Three Rivers
Hudson~Mohawk~Schoharie
History From America's Most Famous Valleys

The Frontiersmen of New York
by Jeptha R. Simms
Albany, NY 1883

Volume II, Page 158 -- The Killing of Lieut. Matthew Wormuth.--

(Mr. Campbell, who published the first detailed account of his death, called the name Wormwood, but he was from a German family who then wrote the name and still do Wormuth)

A few days previous to the irruption of the enemy into Cobelskill, they were in the vicinity of Cherry Valley, as believed, during the last week in May, and Brant had his destructives there with the intention of laying waste that place. He secreted them on Lady hill,

(This hill was embraced in a patent owned by a rich lady in England, from which circumstance it was formerly called lady hill. --Moses Nelson.)

about a mile east of the fort, to await a favorable opportunity to strike the fatal blow, and slay or capture some of its influential citizens. A company of boys happened to be training, for boys then caught the martial spirit, as Brant, like the eagle from its eyry, was looking down from his hiding place upon the devoted hamlet. Mistaking those miniature soldiers for armed men, he deferred the attack for a more favorable opportunity. Lieut. Matthew Wormuth, a promising young officer of Col. Klock's regiment, residing in Palatine, accompanied by Peter Sittz, a neighbor, had been sent by his colonel with dispatches for the garrison at Cherry Valley. Brant, who it is believed witnessed the arrival of those messengers, moved down and concealed a part of his men near the road by which they must return, to await that event. Nearly two miles from the fort, the road passed a deep and dismal gorge, called by the Mohawks, Te-ka-har-a-wa, the signification of which is unknown. At the upper end of the gorge, was a large rock, shaded by forest trees, near to which the enemy were concealed. As the horsemen approached the rock, says Campbell, they were hailed and ordered to stop, but instead of doing so, they put spurs to their horses. A volley of musketry brought down the young subaltern mortally wounded, and killed the horse of Sittz, who was captured. The horse of the former returned to the fort, and his bloody saddle revealed its owner's probable fate. Brant, in his concealment, supposed from his military dress, he was a Continental officer, but on running up to him and discovering a former personal friend, he expressed his sincere regret for his fate, and asked him if he thought his wounds were mortal, saying if he believed he could survive them, he would have him tenderly cared for. His reply was that he could not live; whereupon he was dispatched and scalped, but not by Brant in person. William H. Seeber, now (1880) living at the age of 89, who is from a patriotic family three members of which got a lasting furlough at Oriskany, and who has ever resided in a town adjoining Cherry Valley, assured me that he had always hears this story from Revolutionary men as here related. If Brant "lamented his death," it can hardly be supposed he would with his own hand have dispatched him.
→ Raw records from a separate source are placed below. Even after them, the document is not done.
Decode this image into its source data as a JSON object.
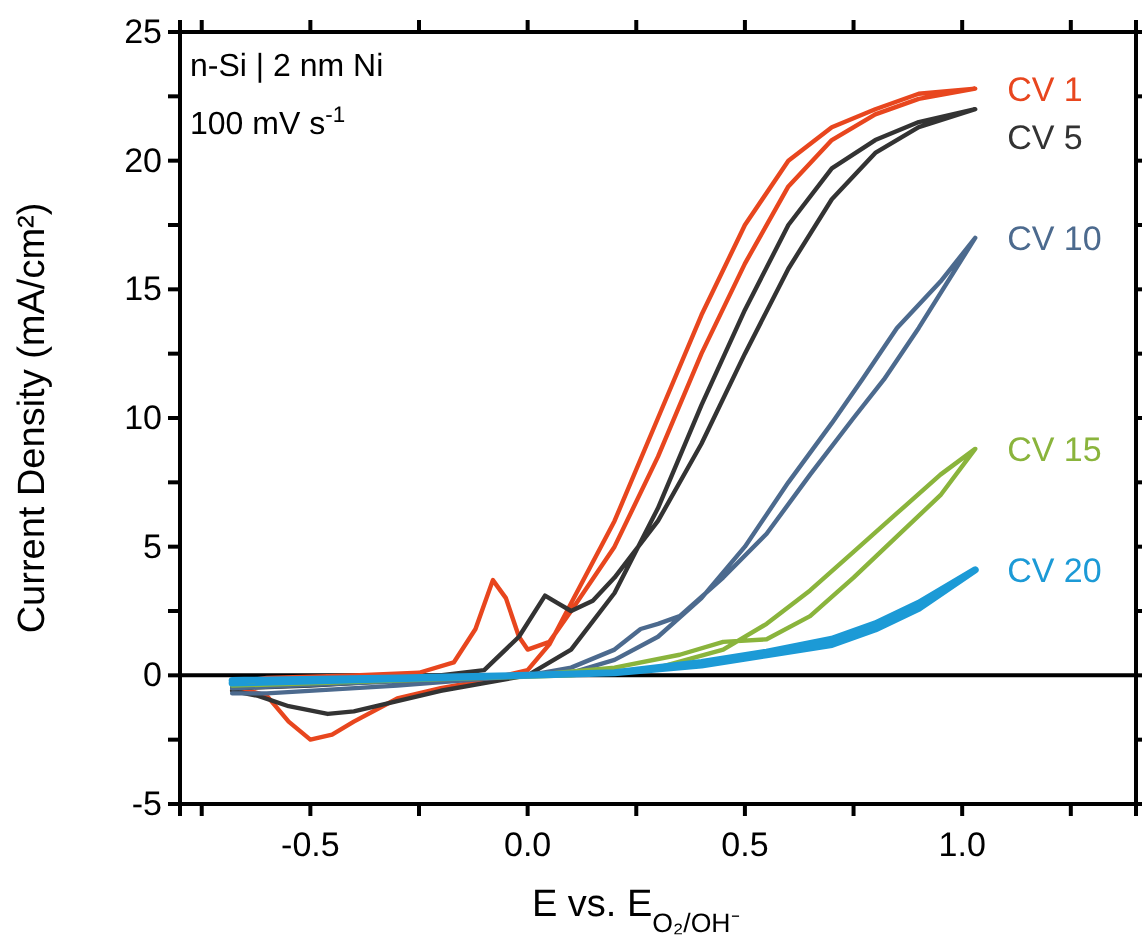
{
  "chart_data": {
    "type": "line",
    "xlabel": "E vs. E$_{O₂/OH⁻}$",
    "ylabel": "Current Density (mA/cm²)",
    "annotations": [
      "n-Si | 2 nm Ni",
      "100 mV s$^{-1}$"
    ],
    "xlim": [
      -0.8,
      1.4
    ],
    "ylim": [
      -5,
      25
    ],
    "xticks": [
      {
        "value": -0.75,
        "label": null
      },
      {
        "value": -0.5,
        "label": "-0.5"
      },
      {
        "value": -0.25,
        "label": null
      },
      {
        "value": 0,
        "label": "0.0"
      },
      {
        "value": 0.25,
        "label": null
      },
      {
        "value": 0.5,
        "label": "0.5"
      },
      {
        "value": 0.75,
        "label": null
      },
      {
        "value": 1.0,
        "label": "1.0"
      },
      {
        "value": 1.25,
        "label": null
      }
    ],
    "yticks": [
      -5,
      {
        "value": -2.5,
        "label": null
      },
      0,
      {
        "value": 2.5,
        "label": null
      },
      5,
      {
        "value": 7.5,
        "label": null
      },
      10,
      {
        "value": 12.5,
        "label": null
      },
      15,
      {
        "value": 17.5,
        "label": null
      },
      20,
      {
        "value": 22.5,
        "label": null
      },
      25
    ],
    "ref_lines": [
      {
        "axis": "y",
        "value": 0,
        "color": "#000000"
      }
    ],
    "series": [
      {
        "name": "CV 1",
        "color": "#e8461e",
        "x": [
          -0.68,
          -0.6,
          -0.4,
          -0.25,
          -0.17,
          -0.12,
          -0.08,
          -0.05,
          -0.02,
          0.0,
          0.05,
          0.1,
          0.2,
          0.3,
          0.4,
          0.5,
          0.6,
          0.7,
          0.8,
          0.9,
          1.03,
          0.9,
          0.8,
          0.7,
          0.6,
          0.5,
          0.4,
          0.3,
          0.2,
          0.1,
          0.05,
          0.0,
          -0.1,
          -0.2,
          -0.3,
          -0.4,
          -0.45,
          -0.5,
          -0.55,
          -0.6,
          -0.68
        ],
        "values": [
          -0.3,
          -0.1,
          0.0,
          0.1,
          0.5,
          1.8,
          3.7,
          3.0,
          1.5,
          1.0,
          1.3,
          2.5,
          5.0,
          8.5,
          12.5,
          16.0,
          19.0,
          20.8,
          21.8,
          22.4,
          22.8,
          22.6,
          22.0,
          21.3,
          20.0,
          17.5,
          14.0,
          10.0,
          6.0,
          2.8,
          1.2,
          0.2,
          -0.2,
          -0.5,
          -0.9,
          -1.8,
          -2.3,
          -2.5,
          -1.8,
          -0.8,
          -0.4
        ]
      },
      {
        "name": "CV 5",
        "color": "#333333",
        "x": [
          -0.68,
          -0.5,
          -0.3,
          -0.1,
          -0.02,
          0.04,
          0.07,
          0.1,
          0.15,
          0.2,
          0.3,
          0.4,
          0.5,
          0.6,
          0.7,
          0.8,
          0.9,
          1.03,
          0.9,
          0.8,
          0.7,
          0.6,
          0.5,
          0.4,
          0.3,
          0.2,
          0.1,
          0.0,
          -0.1,
          -0.2,
          -0.3,
          -0.4,
          -0.46,
          -0.55,
          -0.62,
          -0.68
        ],
        "values": [
          -0.5,
          -0.4,
          -0.2,
          0.2,
          1.5,
          3.1,
          2.8,
          2.5,
          2.9,
          3.8,
          6.0,
          9.0,
          12.5,
          15.8,
          18.5,
          20.3,
          21.3,
          22.0,
          21.5,
          20.8,
          19.7,
          17.5,
          14.2,
          10.5,
          6.5,
          3.2,
          1.0,
          0.0,
          -0.3,
          -0.6,
          -1.0,
          -1.4,
          -1.5,
          -1.2,
          -0.8,
          -0.6
        ]
      },
      {
        "name": "CV 10",
        "color": "#4c6a8e",
        "x": [
          -0.68,
          -0.4,
          -0.1,
          0.0,
          0.1,
          0.2,
          0.26,
          0.3,
          0.35,
          0.45,
          0.55,
          0.65,
          0.75,
          0.82,
          0.9,
          1.03,
          0.95,
          0.85,
          0.77,
          0.7,
          0.6,
          0.5,
          0.4,
          0.3,
          0.2,
          0.1,
          0.0,
          -0.3,
          -0.6,
          -0.68
        ],
        "values": [
          -0.5,
          -0.3,
          -0.1,
          0.0,
          0.3,
          1.0,
          1.8,
          2.0,
          2.3,
          3.8,
          5.5,
          7.8,
          10.0,
          11.5,
          13.5,
          17.0,
          15.3,
          13.5,
          11.5,
          9.8,
          7.5,
          5.0,
          3.0,
          1.5,
          0.6,
          0.1,
          0.0,
          -0.4,
          -0.7,
          -0.7
        ]
      },
      {
        "name": "CV 15",
        "color": "#8ab43c",
        "x": [
          -0.68,
          -0.3,
          0.0,
          0.2,
          0.35,
          0.45,
          0.55,
          0.65,
          0.75,
          0.85,
          0.95,
          1.03,
          0.95,
          0.85,
          0.75,
          0.65,
          0.55,
          0.45,
          0.3,
          0.1,
          -0.3,
          -0.68
        ],
        "values": [
          -0.3,
          -0.1,
          0.0,
          0.3,
          0.8,
          1.3,
          1.4,
          2.3,
          3.8,
          5.4,
          7.0,
          8.8,
          7.8,
          6.3,
          4.8,
          3.3,
          2.0,
          1.0,
          0.3,
          0.0,
          -0.2,
          -0.4
        ]
      },
      {
        "name": "CV 20",
        "color": "#1c9ad6",
        "x": [
          -0.68,
          -0.3,
          0.0,
          0.2,
          0.4,
          0.55,
          0.7,
          0.8,
          0.9,
          1.03,
          0.9,
          0.8,
          0.7,
          0.55,
          0.4,
          0.2,
          0.0,
          -0.68
        ],
        "values": [
          -0.2,
          -0.1,
          0.0,
          0.1,
          0.4,
          0.8,
          1.2,
          1.8,
          2.6,
          4.1,
          2.8,
          2.0,
          1.4,
          0.9,
          0.5,
          0.1,
          0.0,
          -0.3
        ]
      }
    ]
  }
}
He was found the next morning by a party from the fort to which he was borne, and a dispatch sent to Col. Klock announcing the fate of his own messengers of the day before. Col. Klock came up with a body of militia, and with him Peter Wormuth, father of the Lieutenant, who with a sad heart, for he was his only surviving son, took him to his residence in Palatine.
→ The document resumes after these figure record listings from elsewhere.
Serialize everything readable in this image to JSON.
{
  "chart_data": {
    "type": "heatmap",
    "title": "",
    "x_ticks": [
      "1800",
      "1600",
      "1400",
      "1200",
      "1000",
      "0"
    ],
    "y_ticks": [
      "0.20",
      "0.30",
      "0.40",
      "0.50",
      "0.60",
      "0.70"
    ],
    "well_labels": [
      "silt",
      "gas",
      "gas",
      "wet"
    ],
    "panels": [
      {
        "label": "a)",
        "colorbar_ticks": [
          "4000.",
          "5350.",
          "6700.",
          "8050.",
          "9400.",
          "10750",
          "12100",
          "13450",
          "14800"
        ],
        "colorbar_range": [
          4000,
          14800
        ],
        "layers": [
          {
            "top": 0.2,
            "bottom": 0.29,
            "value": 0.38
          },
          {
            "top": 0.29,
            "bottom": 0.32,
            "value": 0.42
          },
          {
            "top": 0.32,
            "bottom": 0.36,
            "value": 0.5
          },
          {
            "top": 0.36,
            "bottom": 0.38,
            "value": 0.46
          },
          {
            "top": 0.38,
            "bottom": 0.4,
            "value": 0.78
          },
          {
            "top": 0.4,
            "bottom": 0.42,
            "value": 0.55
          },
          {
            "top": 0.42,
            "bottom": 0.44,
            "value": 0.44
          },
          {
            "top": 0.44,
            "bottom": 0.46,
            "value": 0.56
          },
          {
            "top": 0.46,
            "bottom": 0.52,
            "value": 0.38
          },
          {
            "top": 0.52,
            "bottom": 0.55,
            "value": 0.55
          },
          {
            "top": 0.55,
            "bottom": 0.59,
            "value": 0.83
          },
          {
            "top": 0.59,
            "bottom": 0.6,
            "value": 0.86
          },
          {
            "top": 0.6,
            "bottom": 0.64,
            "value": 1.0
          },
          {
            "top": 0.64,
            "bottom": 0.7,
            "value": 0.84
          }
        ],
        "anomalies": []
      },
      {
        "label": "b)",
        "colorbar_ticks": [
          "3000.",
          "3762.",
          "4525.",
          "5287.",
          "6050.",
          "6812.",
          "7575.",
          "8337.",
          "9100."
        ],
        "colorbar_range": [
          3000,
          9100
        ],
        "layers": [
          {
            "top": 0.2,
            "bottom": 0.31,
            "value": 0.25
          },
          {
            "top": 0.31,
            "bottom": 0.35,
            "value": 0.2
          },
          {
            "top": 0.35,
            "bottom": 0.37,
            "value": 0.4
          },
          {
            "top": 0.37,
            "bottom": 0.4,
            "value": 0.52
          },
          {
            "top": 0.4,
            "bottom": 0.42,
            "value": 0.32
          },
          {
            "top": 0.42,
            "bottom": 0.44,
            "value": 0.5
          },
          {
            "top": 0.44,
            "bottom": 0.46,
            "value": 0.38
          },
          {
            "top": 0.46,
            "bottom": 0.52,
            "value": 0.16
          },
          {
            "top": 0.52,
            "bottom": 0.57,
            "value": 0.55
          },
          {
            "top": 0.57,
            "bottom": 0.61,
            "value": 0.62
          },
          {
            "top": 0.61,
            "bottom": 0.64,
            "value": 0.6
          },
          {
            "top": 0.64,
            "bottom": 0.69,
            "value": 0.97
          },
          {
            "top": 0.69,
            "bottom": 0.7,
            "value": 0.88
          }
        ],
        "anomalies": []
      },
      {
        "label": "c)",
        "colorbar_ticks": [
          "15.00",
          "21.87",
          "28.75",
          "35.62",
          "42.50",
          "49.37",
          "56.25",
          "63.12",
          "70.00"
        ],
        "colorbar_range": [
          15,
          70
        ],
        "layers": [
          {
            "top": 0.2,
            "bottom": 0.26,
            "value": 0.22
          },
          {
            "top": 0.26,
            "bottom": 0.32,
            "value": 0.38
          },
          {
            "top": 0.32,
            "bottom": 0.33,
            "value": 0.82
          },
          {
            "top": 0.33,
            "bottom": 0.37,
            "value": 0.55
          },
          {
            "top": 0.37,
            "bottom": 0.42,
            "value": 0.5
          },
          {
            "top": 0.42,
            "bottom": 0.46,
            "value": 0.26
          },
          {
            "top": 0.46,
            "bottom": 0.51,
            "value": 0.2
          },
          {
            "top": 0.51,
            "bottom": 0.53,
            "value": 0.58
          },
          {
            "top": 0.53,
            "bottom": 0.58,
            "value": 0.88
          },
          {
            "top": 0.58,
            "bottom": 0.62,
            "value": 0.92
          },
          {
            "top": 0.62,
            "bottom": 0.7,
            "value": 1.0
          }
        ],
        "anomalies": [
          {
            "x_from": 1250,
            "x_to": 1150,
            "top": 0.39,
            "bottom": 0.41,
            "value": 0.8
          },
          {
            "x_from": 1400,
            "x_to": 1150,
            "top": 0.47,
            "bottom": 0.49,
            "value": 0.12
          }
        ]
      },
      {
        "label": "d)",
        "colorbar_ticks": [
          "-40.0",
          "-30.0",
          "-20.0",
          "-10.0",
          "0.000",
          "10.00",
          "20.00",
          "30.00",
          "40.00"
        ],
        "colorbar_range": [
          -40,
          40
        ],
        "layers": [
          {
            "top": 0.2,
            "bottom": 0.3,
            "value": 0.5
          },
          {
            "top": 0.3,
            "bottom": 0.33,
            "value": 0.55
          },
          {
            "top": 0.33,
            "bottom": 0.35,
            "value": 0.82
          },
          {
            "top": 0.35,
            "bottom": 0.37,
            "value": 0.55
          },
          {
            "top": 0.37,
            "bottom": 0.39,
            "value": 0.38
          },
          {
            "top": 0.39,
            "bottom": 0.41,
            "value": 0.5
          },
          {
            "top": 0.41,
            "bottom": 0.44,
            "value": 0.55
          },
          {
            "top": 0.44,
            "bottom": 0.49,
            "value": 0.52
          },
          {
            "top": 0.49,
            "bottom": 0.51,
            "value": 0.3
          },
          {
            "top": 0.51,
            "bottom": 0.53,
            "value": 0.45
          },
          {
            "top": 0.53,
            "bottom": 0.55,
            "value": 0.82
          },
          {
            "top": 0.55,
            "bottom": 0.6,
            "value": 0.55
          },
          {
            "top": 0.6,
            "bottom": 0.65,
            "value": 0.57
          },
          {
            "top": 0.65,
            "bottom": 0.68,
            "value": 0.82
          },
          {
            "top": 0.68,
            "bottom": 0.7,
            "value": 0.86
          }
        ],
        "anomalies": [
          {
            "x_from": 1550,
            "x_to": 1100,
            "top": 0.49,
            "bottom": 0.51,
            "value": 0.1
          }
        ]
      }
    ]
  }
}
(Mr. Wormuth had four daughters, Christina who married Peter Gremps; Elizabeth, whose second husband was Capt. John Winn; Margaret, who married William, a son of Philip Fox, and at his death she married a Bauder, and Nancy, who married Thomas Cassidy. -- Said Gen. Peter C. Fox, in 1854.)

He dwelt in a small stone house, which in its ruins I visited in 1856. It stood on the farm of the late Reuben Lipe, between the present farm house and the river, where the road ran at an early day. Lieut. Wormuth was buried from this house; just where cannot be told, but it is said to have been near the Palatine stone church. He left a young widow, who afterwards became the wife of Maj. John Frey.